Di satu sudut gerobak angkringan, selalu terdapat tiga lubang perapian untuk memanaskan tiga teko, satu berisi air putih, satu berisi wedang jahe, dan satu berisi teh kental. Ini teko untuk menyajikan minuman. Anda bisa memesan wedang jahe panas, teh panas, kopi panas, namun disediakan pula minuman dingin seperti es teh dan es jeruk.
Sensasi Sego Kucing dan Aneka Makanan Rakyat
Makanan khas yang disediakan di setiap angkringan adalah sego kucing. Dilihat dari segi namanya, sego artinya nasi, jadi memang bermakna nasi kucing. Disebut sego kucing karena jumlahnya yang sedikit, seperti ketika memberi makan untuk kucing kita di rumah. Sedikit nasi dan sedikit lauk. Itulah sebabnya kemasan sego kucing hanyalah bungkusan kecil. Anda bisa menyantap dua atau bahkan empat bungkus sekaligus agar terasa kenyang.
Sego kucing terdiri dari sekepal nasi dengan lauk oseng tempe pedas, atau sepotong kecil ikan bandeng dengan sedikit sambal. Kadang ditambah sedikit bihun goreng atau mie goreng. Dibungkus dengan daun pisang di bagian dalam, dan biasanya di bagian luar masih ditambah dengan kertas koran sebagai penguat pembungkus. Benar-benar serba sedikit, maka harganya pun murah dan terjangkau oleh seluruh lapisan masyarakat.
Seorang teman dari Sulawesi merasa sangat heran dengan sego kucing ini. Di kampungnya, orang makan ikan utuh yang besar-besar, tanpa dipotong. Karena alam Sulawesi memang sangat kaya potensi ikan, dan ikan telah menjadi makanan keseharian masyarakat. Begitu menyantap sego kucing ia kaget, karena menjumpai potongan ikan bandeng yang “tidak berbentuk”, saking kecilnya. “Bagaimana memakan ikan seperti ini?” celetuknya protes.
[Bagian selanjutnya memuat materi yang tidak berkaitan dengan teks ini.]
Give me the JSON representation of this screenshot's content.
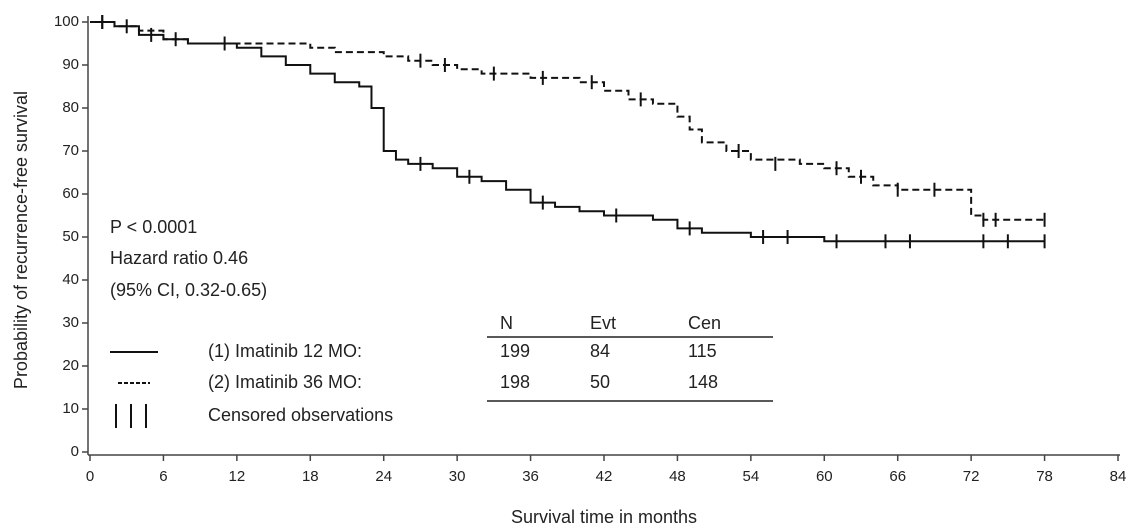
{
  "chart_data": {
    "type": "step",
    "xlabel": "Survival time in months",
    "ylabel": "Probability of recurrence-free survival",
    "xlim": [
      0,
      84
    ],
    "xticks": [
      0,
      6,
      12,
      18,
      24,
      30,
      36,
      42,
      48,
      54,
      60,
      66,
      72,
      78,
      84
    ],
    "ylim": [
      0,
      100
    ],
    "yticks": [
      0,
      10,
      20,
      30,
      40,
      50,
      60,
      70,
      80,
      90,
      100
    ],
    "annotations": [
      "P < 0.0001",
      "Hazard ratio 0.46",
      "(95% CI, 0.32-0.65)"
    ],
    "series": [
      {
        "name": "(1) Imatinib 12 MO:",
        "color": "#111111",
        "dashed": false,
        "x": [
          0,
          2,
          4,
          6,
          8,
          10,
          12,
          14,
          16,
          18,
          20,
          22,
          23,
          24,
          25,
          26,
          28,
          30,
          32,
          34,
          36,
          38,
          40,
          42,
          44,
          46,
          48,
          50,
          54,
          60,
          66,
          72,
          78
        ],
        "values": [
          100,
          99,
          97,
          96,
          95,
          95,
          94,
          92,
          90,
          88,
          86,
          85,
          80,
          70,
          68,
          67,
          66,
          64,
          63,
          61,
          58,
          57,
          56,
          55,
          55,
          54,
          52,
          51,
          50,
          49,
          49,
          49,
          49
        ],
        "censored": {
          "x": [
            1,
            5,
            27,
            31,
            37,
            43,
            49,
            55,
            57,
            61,
            65,
            67,
            73,
            75,
            78
          ],
          "values": [
            100,
            97,
            67,
            64,
            58,
            55,
            52,
            50,
            50,
            49,
            49,
            49,
            49,
            49,
            49
          ]
        }
      },
      {
        "name": "(2) Imatinib 36 MO:",
        "color": "#111111",
        "dashed": true,
        "x": [
          0,
          2,
          4,
          6,
          8,
          10,
          12,
          16,
          18,
          20,
          24,
          26,
          28,
          30,
          32,
          36,
          40,
          42,
          44,
          46,
          48,
          49,
          50,
          52,
          54,
          58,
          60,
          62,
          64,
          66,
          70,
          72,
          73,
          78
        ],
        "values": [
          100,
          99,
          98,
          96,
          95,
          95,
          95,
          95,
          94,
          93,
          92,
          91,
          90,
          89,
          88,
          87,
          86,
          84,
          82,
          81,
          78,
          75,
          72,
          70,
          68,
          67,
          66,
          64,
          62,
          61,
          61,
          55,
          54,
          54
        ],
        "censored": {
          "x": [
            1,
            3,
            7,
            11,
            27,
            29,
            33,
            37,
            41,
            45,
            53,
            56,
            61,
            63,
            66,
            69,
            73,
            74,
            78
          ],
          "values": [
            100,
            99,
            96,
            95,
            91,
            90,
            88,
            87,
            86,
            82,
            70,
            67,
            66,
            64,
            61,
            61,
            54,
            54,
            54
          ]
        }
      }
    ],
    "table": {
      "header": [
        "N",
        "Evt",
        "Cen"
      ],
      "rows": [
        [
          199,
          84,
          115
        ],
        [
          198,
          50,
          148
        ]
      ]
    },
    "censor_label": "Censored observations"
  }
}
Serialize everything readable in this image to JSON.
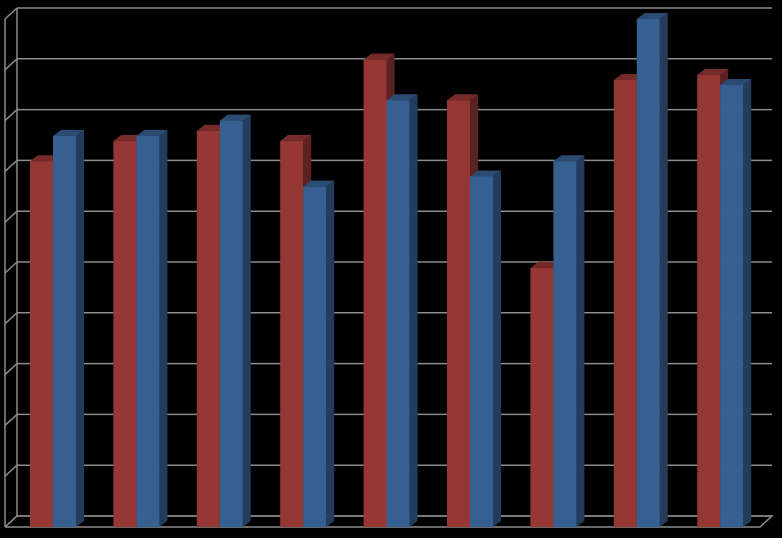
{
  "chart_data": {
    "type": "bar",
    "title": "",
    "xlabel": "",
    "ylabel": "",
    "ylim": [
      0,
      10
    ],
    "grid": true,
    "legend": "none",
    "categories": [
      "",
      "",
      "",
      "",
      "",
      "",
      "",
      "",
      ""
    ],
    "series": [
      {
        "color": "#953735",
        "values": [
          7.2,
          7.6,
          7.8,
          7.6,
          9.2,
          8.4,
          5.1,
          8.8,
          8.9
        ]
      },
      {
        "color": "#376092",
        "values": [
          7.7,
          7.7,
          8.0,
          6.7,
          8.4,
          6.9,
          7.2,
          10.0,
          8.7
        ]
      }
    ],
    "colors": {
      "background": "#000000",
      "gridline": "#8c8c8c"
    }
  }
}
Makanan yang disediakan di angkringan, tidak jauh berbeda antara angkringan satu dengan yang lainnya. Yang hampir selalu disediakan adalah tempe goreng, tahu isi, pisang goreng, tempe dan tahu bacem, cakar (ceker) ayam, kepala ayam, dan sate usus ayam. Jika angkringan cukup besar, menyediakan pula jadah bakar, mie instan rebus, dan aneka jajanan lainnya.
Di beberapa angkringan, disediakan pula Kopi Jos, yaitu kopi hitam panas, yang ditambahkan arang membara, sehingga terdengar bunyi “josss” saat memasukkan bara arang tersebut. Sebagian ahli kesehatan tidak merekomendir minuman ini, karena konon arang bersifat karsinogen, sehingga tidak sehat untuk diminum. Silakan dilakukan studi lebih lanjut soal ini.
Saya lebih menikmati teh nasgitel (panas, legi, kentel). Yaitu teh panas yang kental, dengan gula batu sebagai pemanisnya. Rasanya tidak mau pulang dan selalu ingin berlama-lama di angkringan saat sudah menikmati teh nasgitel ini.